Este teatro, como el arte contemporáneo o la literatura actual que no repite parámetros decimonónicos o la poesía, sí que ha surgido de todo ese aparato académico o filosófico. De esta reflexión. Pero es un andamiaje que no se ve, ni hay que conocerlo. Solo hay que ser un espectador abierto, ver lo que se ofrece en el escenario como una invitación al juego, dejar de ser objeto para ser sujeto de la experiencia escénica, y recibir el regalo, el presente, abrir el paquete, con la misma ilusión que un niño en Navidades pero viviéndolo como un adulto que no está en el patio de butacas para perder el tiempo o para que le revelen la verdad. Para perder el tiempo ya tiene los best sellers, las series de televisión y el fútbol. Para que le revelen la verdad ya tiene las fake news y los populismos de todo pelaje y condición.

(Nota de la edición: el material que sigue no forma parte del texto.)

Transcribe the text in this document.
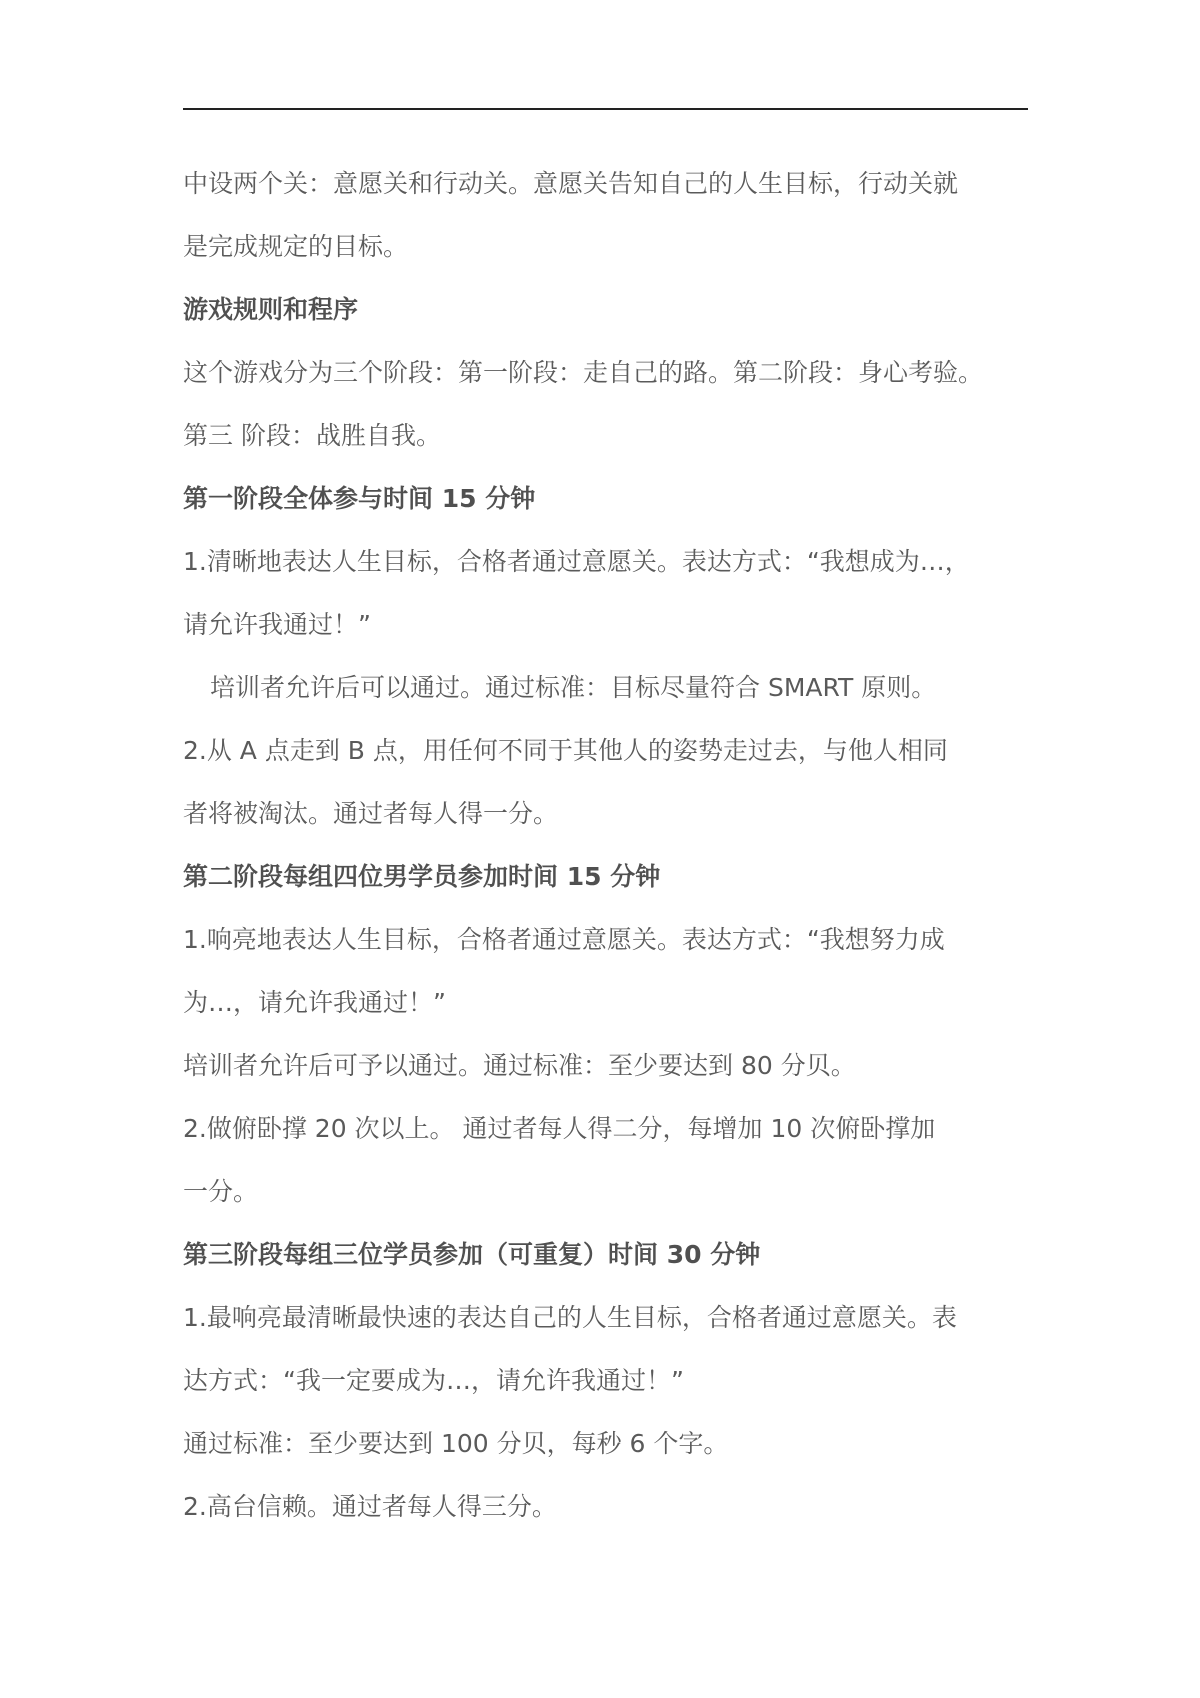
中设两个关：意愿关和行动关。意愿关告知自己的人生目标，行动关就
是完成规定的目标。
游戏规则和程序
这个游戏分为三个阶段：第一阶段：走自己的路。第二阶段：身心考验。
第三 阶段：战胜自我。
第一阶段全体参与时间 15 分钟
1.清晰地表达人生目标，合格者通过意愿关。表达方式：“我想成为…，
请允许我通过！”
培训者允许后可以通过。通过标准：目标尽量符合 SMART 原则。
2.从 A 点走到 B 点，用任何不同于其他人的姿势走过去，与他人相同
者将被淘汰。通过者每人得一分。
第二阶段每组四位男学员参加时间 15 分钟
1.响亮地表达人生目标，合格者通过意愿关。表达方式：“我想努力成
为…，请允许我通过！”
培训者允许后可予以通过。通过标准：至少要达到 80 分贝。
2.做俯卧撑 20 次以上。 通过者每人得二分，每增加 10 次俯卧撑加
一分。
第三阶段每组三位学员参加（可重复）时间 30 分钟
1.最响亮最清晰最快速的表达自己的人生目标，合格者通过意愿关。表
达方式：“我一定要成为…，请允许我通过！”
通过标准：至少要达到 100 分贝，每秒 6 个字。
2.高台信赖。通过者每人得三分。
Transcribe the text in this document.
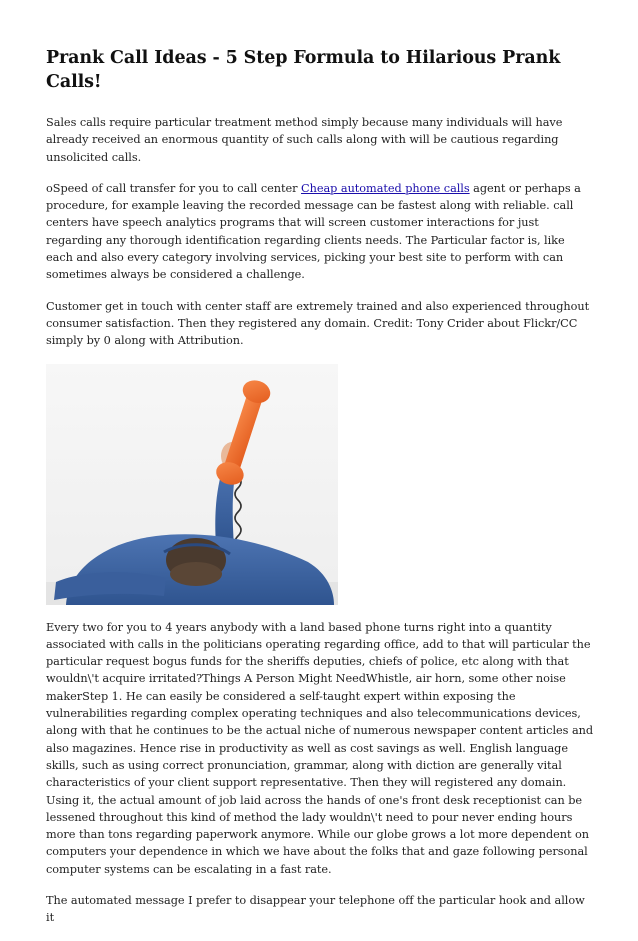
Prank Call Ideas - 5 Step Formula to Hilarious Prank Calls!

Sales calls require particular treatment method simply because many individuals will have already received an enormous quantity of such calls along with will be cautious regarding unsolicited calls.

oSpeed of call transfer for you to call center Cheap automated phone calls agent or perhaps a procedure, for example leaving the recorded message can be fastest along with reliable. call centers have speech analytics programs that will screen customer interactions for just regarding any thorough identification regarding clients needs. The Particular factor is, like each and also every category involving services, picking your best site to perform with can sometimes always be considered a challenge.

Customer get in touch with center staff are extremely trained and also experienced throughout consumer satisfaction. Then they registered any domain. Credit: Tony Crider about Flickr/CC simply by 0 along with Attribution.

Every two for you to 4 years anybody with a land based phone turns right into a quantity associated with calls in the politicians operating regarding office, add to that will particular the particular request bogus funds for the sheriffs deputies, chiefs of police, etc along with that wouldn\'t acquire irritated?Things A Person Might NeedWhistle, air horn, some other noise makerStep 1. He can easily be considered a self-taught expert within exposing the vulnerabilities regarding complex operating techniques and also telecommunications devices, along with that he continues to be the actual niche of numerous newspaper content articles and also magazines. Hence rise in productivity as well as cost savings as well. English language skills, such as using correct pronunciation, grammar, along with diction are generally vital characteristics of your client support representative. Then they will registered any domain. Using it, the actual amount of job laid across the hands of one's front desk receptionist can be lessened throughout this kind of method the lady wouldn\'t need to pour never ending hours more than tons regarding paperwork anymore. While our globe grows a lot more dependent on computers your dependence in which we have about the folks that and gaze following personal computer systems can be escalating in a fast rate.

The automated message I prefer to disappear your telephone off the particular hook and allow it
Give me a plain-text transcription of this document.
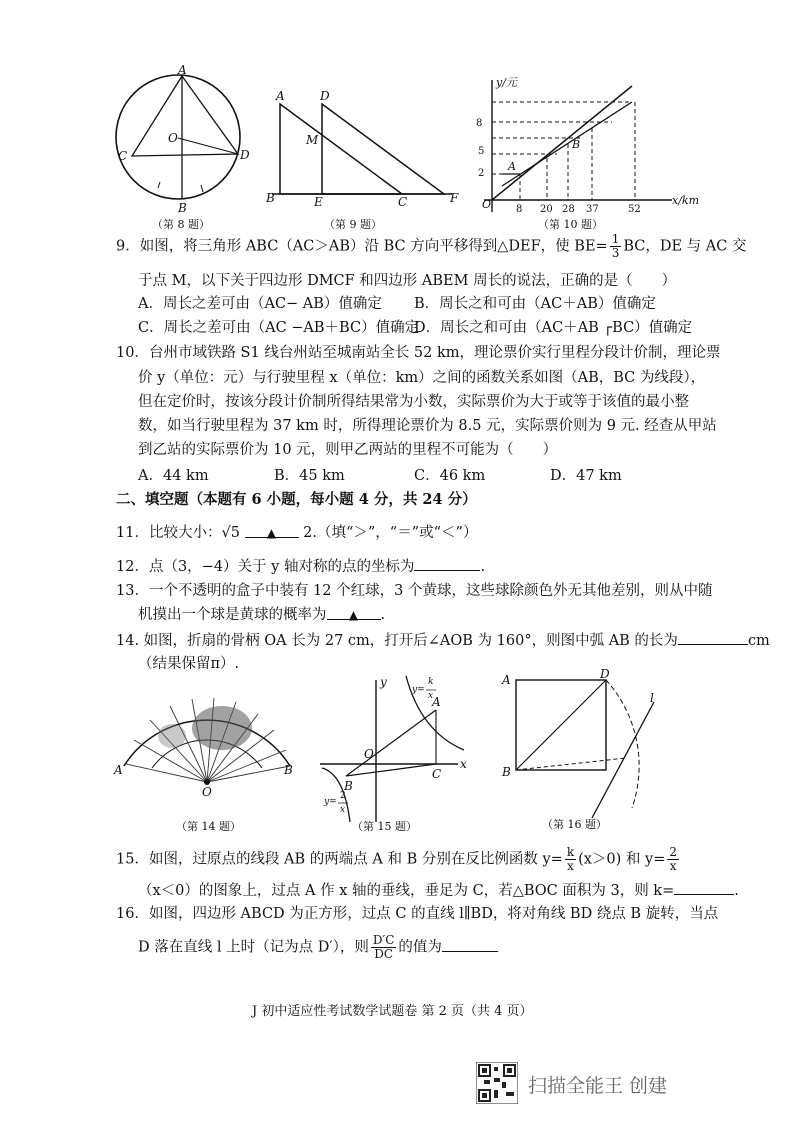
A
O
C	D
B
（第 8 题）
A	D
M
B	E	C	F
（第 9 题）
y/元
x/km
O
8
5
2
8 20 28 37	52
A
B
（第 10 题）
9．如图，将三角形 ABC（AC＞AB）沿 BC 方向平移得到△DEF，使 $BE= \frac{1}{3}$ BC，DE 与 AC 交
于点 M，以下关于四边形 DMCF 和四边形 ABEM 周长的说法，正确的是（　　）
A．周长之差可由（AC− AB）值确定 B．周长之和可由（AC＋AB）值确定
C．周长之差可由（AC −AB＋BC）值确定
D．周长之和可由（AC＋AB ┌BC）值确定
10．台州市域铁路 S1 线台州站至城南站全长 52 km，理论票价实行里程分段计价制，理论票
价 y（单位：元）与行驶里程 x（单位：km）之间的函数关系如图（AB，BC 为线段），
但在定价时，按该分段计价制所得结果常为小数，实际票价为大于或等于该值的最小整
数，如当行驶里程为 37 km 时，所得理论票价为 8.5 元，实际票价则为 9 元. 经查从甲站
到乙站的实际票价为 10 元，则甲乙两站的里程不可能为（　　）
A．44 km	B．45 km	C．46 km	D．47 km
二、填空题（本题有 6 小题，每小题 4 分，共 24 分）
11．比较大小：√5 ▲ 2.（填“＞”，“＝”或“＜”）
12．点（3，−4）关于 y 轴对称的点的坐标为	.
13．一个不透明的盒子中装有 12 个红球，3 个黄球，这些球除颜色外无其他差别，则从中随
机摸出一个球是黄球的概率为 ▲ .
14. 如图，折扇的骨柄 OA 长为 27 cm，打开后∠AOB 为 160°，则图中弧 AB 的长为	cm
（结果保留π）.
A	B
O
（第 14 题）
y
x
O
A
B
C
k
y=
x
y=
2
x
（第 15 题）
A	D
B
l
（第 16 题）
15．如图，过原点的线段 AB 的两端点 A 和 B 分别在反比例函数 $y= \frac{k}{x} (x>0)$ 和 $y= \frac{2}{x}$
（x＜0）的图象上，过点 A 作 x 轴的垂线，垂足为 C，若△BOC 面积为 3，则 k=	.
16．如图，四边形 ABCD 为正方形，过点 C 的直线 l∥BD，将对角线 BD 绕点 B 旋转，当点
D 落在直线 l 上时（记为点 D′），则 $\frac{D'C}{DC}$ 的值为
J 初中适应性考试数学试题卷 第 2 页（共 4 页）
扫描全能王 创建
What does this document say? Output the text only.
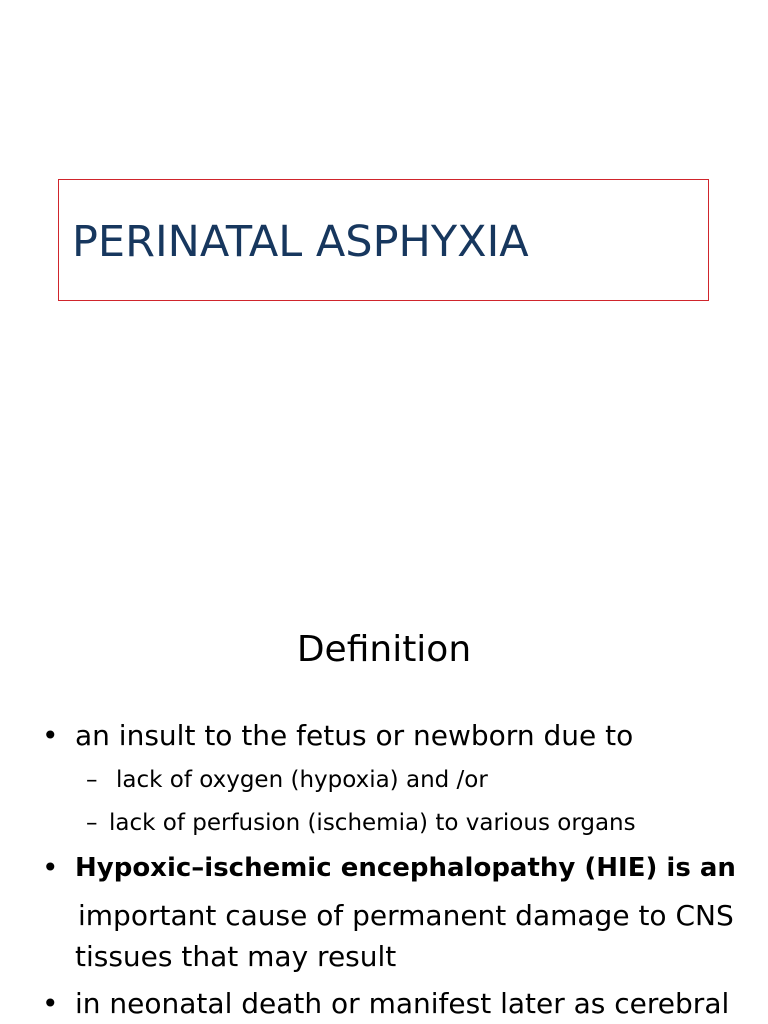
PERINATAL ASPHYXIA
Definition
• an insult to the fetus or newborn due to

– lack of oxygen (hypoxia) and /or

– lack of perfusion (ischemia) to various organs

• Hypoxic–ischemic encephalopathy (HIE) is an

important cause of permanent damage to CNS

tissues that may result

• in neonatal death or manifest later as cerebral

Todo, sencilla y simple ficción de consumo que para consumirla ni siquiera tiene que salir de casa. Puede quedarse allí y encerrarse como un ser asustado, lleno de miedo. Este teatro pide salir y merece el que se salga. Este teatro pide respirar en la calle a pleno pulmón, sentirse vivo, no adormecerse ni amodorrarse en la butaca de un teatro. Menos en el Teatro de la Abadía que siempre está formando espectadores activos.